Now where the Donald fits in this spectrum is difficult to say, but I would guess that he is either a sociopath or someone for whom it is very inconvenient to be empathetic. He has demonstrated throughout his life that he comes first. His appearance as a showman on ‘The Apprentice’ was based on his own primacy and a completely unforgiving attitude to the candidates. He found that this appealed to a large audience and made him a popular public figure.

And so, I suspect, he was encouraged in his belief that this was the way for him to behave in real life. He seems to have taken the phrase ‘you’re fired’ with him into the White House. The number of people fired during the first few months of his presidency was astonishing and the rate of firings is still very high.

All of which means either that he is incapable of picking the right people in the first place or, as I suspect, that there are no people who are right for the job. It is difficult to see who could be the right person when it entails being at the same time an expert in your field and being willing to peddle whatever Trump wants said to an ignorant public. Those who have stayed are simply his glove puppets, people who will tell us that day is night and that lies are the truth.

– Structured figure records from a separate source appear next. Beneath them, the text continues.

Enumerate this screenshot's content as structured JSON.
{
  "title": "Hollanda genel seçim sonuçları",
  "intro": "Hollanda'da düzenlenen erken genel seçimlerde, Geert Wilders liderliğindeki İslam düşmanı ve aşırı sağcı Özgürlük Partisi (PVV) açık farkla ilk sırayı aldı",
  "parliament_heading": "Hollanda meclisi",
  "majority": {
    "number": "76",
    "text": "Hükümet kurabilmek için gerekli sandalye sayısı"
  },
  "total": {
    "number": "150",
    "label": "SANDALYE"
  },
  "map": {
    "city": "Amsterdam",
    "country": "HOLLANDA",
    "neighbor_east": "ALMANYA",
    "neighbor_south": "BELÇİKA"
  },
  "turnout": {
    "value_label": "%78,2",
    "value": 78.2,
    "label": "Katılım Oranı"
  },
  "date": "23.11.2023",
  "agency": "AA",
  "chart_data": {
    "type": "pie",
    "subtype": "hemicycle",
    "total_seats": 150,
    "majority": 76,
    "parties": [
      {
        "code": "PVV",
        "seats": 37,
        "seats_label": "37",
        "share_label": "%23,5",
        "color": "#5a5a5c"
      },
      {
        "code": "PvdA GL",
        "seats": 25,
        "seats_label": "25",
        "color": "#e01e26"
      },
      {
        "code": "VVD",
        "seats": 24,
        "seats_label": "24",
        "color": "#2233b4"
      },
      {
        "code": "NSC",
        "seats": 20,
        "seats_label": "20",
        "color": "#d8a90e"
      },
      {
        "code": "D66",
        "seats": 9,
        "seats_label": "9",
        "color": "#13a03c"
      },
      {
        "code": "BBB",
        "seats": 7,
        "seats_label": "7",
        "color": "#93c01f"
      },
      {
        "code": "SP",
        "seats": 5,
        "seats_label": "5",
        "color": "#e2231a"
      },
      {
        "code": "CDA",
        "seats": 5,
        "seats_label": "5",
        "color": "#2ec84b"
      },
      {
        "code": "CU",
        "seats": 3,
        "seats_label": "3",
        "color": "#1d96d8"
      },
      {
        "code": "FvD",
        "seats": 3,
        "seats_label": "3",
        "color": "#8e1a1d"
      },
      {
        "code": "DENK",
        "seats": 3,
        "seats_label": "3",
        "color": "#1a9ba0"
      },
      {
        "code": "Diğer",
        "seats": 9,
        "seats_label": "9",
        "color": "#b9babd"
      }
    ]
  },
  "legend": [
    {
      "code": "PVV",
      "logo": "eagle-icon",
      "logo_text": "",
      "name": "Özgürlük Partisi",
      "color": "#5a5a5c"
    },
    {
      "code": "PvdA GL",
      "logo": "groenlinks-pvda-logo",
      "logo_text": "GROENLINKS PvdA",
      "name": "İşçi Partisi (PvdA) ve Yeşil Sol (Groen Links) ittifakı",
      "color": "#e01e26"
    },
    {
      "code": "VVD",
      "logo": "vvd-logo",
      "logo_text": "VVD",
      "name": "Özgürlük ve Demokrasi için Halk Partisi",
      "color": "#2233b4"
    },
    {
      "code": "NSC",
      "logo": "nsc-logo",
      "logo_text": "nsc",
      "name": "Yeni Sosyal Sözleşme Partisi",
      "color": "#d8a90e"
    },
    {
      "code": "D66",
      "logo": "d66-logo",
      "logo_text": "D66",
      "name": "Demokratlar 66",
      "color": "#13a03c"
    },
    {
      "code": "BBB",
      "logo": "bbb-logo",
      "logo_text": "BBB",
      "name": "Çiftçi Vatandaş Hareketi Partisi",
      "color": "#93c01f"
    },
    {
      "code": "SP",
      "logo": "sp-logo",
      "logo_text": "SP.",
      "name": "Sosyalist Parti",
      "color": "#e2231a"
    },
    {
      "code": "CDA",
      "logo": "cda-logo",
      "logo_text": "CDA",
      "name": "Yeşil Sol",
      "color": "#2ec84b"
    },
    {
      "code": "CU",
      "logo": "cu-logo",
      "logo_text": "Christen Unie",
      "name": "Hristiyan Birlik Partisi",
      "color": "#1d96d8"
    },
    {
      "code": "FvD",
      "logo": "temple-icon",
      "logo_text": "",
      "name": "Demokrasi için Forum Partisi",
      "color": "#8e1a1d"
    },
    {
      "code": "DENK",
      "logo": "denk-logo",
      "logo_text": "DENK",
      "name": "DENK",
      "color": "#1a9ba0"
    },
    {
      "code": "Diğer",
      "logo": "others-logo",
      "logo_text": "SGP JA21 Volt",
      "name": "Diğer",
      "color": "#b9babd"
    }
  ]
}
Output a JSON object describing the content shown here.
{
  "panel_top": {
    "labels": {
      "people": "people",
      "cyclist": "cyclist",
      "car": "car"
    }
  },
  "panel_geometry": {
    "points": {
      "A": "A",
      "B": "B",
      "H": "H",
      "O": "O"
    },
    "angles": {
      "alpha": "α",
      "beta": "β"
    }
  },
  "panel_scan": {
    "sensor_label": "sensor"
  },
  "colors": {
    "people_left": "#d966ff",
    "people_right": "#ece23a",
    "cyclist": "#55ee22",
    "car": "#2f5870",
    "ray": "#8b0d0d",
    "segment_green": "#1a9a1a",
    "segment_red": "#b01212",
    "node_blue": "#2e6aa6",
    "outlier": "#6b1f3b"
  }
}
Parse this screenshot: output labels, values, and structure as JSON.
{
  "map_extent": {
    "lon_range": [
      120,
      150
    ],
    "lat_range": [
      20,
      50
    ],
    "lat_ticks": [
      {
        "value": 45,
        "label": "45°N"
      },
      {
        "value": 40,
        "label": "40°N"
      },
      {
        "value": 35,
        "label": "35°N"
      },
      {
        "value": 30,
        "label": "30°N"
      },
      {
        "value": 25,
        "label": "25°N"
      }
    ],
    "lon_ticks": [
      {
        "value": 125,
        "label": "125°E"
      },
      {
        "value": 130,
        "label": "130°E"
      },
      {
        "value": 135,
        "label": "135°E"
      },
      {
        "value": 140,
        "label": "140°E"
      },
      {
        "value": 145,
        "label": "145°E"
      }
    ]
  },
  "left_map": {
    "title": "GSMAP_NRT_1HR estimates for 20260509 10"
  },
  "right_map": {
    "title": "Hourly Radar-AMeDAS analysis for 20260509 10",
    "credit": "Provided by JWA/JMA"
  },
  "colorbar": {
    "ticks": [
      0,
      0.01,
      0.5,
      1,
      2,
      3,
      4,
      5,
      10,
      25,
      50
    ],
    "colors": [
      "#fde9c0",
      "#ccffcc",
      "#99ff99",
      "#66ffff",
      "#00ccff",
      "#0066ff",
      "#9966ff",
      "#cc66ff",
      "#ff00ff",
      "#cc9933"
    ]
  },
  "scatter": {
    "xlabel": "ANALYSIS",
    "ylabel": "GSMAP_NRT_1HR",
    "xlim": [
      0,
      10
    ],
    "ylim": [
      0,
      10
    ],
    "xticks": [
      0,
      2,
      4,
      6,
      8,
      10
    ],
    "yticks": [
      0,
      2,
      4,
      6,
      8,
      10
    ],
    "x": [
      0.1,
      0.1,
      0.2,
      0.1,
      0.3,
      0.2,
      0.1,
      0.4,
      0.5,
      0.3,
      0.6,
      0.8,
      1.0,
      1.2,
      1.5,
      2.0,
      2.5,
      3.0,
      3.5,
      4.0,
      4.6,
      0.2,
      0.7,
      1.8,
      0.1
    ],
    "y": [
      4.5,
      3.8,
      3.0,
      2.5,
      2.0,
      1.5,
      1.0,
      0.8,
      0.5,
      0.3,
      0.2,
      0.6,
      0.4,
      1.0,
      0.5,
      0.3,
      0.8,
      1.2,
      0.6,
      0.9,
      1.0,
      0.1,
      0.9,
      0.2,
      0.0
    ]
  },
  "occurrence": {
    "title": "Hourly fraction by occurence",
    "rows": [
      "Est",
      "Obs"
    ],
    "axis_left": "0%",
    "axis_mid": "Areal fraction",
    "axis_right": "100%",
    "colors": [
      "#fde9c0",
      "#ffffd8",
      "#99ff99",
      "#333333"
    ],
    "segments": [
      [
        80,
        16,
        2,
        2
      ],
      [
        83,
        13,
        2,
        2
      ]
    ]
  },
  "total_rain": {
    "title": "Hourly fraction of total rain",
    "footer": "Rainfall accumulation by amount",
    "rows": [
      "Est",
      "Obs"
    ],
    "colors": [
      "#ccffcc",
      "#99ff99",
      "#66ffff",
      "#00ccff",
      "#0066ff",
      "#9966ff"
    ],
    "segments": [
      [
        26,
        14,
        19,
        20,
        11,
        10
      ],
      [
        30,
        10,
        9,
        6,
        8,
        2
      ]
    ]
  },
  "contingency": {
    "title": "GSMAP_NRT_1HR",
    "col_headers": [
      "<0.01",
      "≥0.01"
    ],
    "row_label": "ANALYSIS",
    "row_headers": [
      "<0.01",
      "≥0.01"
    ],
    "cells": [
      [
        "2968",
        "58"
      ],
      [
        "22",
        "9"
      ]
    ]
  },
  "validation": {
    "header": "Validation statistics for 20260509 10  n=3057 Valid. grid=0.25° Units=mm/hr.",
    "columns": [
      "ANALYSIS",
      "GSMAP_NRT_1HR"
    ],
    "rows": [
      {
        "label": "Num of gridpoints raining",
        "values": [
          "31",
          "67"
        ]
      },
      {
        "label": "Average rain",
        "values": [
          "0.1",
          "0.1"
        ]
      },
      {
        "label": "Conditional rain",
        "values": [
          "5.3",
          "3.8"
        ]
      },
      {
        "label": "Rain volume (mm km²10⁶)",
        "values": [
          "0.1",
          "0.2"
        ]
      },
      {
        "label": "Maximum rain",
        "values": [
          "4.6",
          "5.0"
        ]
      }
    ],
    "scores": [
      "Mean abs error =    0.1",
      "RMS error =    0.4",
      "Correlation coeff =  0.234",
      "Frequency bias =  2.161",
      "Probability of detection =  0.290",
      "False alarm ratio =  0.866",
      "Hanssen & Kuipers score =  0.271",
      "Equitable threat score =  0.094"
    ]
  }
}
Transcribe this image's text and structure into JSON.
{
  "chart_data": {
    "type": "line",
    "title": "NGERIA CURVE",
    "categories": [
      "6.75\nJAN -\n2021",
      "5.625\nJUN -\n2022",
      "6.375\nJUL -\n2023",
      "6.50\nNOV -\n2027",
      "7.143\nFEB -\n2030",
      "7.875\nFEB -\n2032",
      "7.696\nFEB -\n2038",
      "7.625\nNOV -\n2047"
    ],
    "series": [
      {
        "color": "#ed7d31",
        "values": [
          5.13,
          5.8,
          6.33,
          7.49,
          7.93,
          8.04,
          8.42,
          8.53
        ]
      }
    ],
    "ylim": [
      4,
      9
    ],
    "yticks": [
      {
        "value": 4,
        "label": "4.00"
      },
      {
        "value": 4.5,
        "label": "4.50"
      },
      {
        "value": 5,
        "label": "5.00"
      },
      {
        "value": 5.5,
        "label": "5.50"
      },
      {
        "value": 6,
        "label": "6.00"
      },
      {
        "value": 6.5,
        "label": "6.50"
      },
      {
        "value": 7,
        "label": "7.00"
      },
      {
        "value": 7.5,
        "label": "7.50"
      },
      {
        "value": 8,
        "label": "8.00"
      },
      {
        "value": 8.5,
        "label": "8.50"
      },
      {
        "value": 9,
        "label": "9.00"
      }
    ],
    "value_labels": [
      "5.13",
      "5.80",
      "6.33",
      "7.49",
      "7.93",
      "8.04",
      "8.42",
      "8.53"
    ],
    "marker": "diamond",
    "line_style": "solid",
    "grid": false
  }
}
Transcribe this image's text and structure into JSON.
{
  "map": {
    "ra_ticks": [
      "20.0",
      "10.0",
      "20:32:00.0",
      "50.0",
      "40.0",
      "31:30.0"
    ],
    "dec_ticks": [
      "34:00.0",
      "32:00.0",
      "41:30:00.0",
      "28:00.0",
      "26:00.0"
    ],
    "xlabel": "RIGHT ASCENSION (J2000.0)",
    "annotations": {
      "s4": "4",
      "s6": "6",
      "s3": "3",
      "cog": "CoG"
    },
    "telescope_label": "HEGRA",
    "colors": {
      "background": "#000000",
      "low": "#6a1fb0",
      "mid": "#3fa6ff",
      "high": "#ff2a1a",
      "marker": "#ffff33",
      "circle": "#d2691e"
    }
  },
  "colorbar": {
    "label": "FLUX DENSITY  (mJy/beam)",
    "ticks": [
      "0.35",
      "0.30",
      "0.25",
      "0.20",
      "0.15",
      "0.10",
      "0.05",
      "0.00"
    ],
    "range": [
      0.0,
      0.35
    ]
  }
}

The Times reported on Tuesday that a study had found that millennials in many democracies were now more disillusioned with their system of government than any young generation in living memory. It seems that a survey of nearly five million people showed that those in their 20s and 30s, born between 1981 and 1996, had less faith in democratic institutions than their parents or grandparents did at the same stage of life. The collapse of confidence is particularly pronounced in the “Anglo-Saxon democracies”  - Britain, the United States and Australia, with similar trends seen in Latin America, sub-Saharan Africa and southern Europe.

Dr Foa, one of the researchers, said that this did not mean that voters would support autocratic alternatives. They were though frustrated that their systems did not work for them. Inequalities in wealth and income, the difficulty of getting on the property ladder, the burden of student debt and a greater dependence on support from parents are the main problems. They have created a perception that “the chances of success or failure in life depend less upon hard work and enterprise, and more upon inherited wealth and privilege”. 

Nations where wealth is distributed more equally, such as Iceland or Austria, have much less divergence between the generations. “This democratic disconnect is not inevitable, but the result of democracies failing to deliver outcomes that matter for young people in recent decades, from jobs and life chances to addressing inequality and climate change,” Dr Foa said. 

In the UK, we have a prime minister who, completely oblivious to the needs of others, tells his friends that he finds it difficult to get by on a salary of only £150,000 plus free housing, as against a median salary for the UK of £30,000. And in America, the narcissistic, climate-change denying President gets free state of the art health care for his infection with the ‘Chinese Virus’, while trying to abolish Obama’s affordable care legislation. With this level of empathy, no wonder we have a younger generation wondering about the benefits to them of democracy.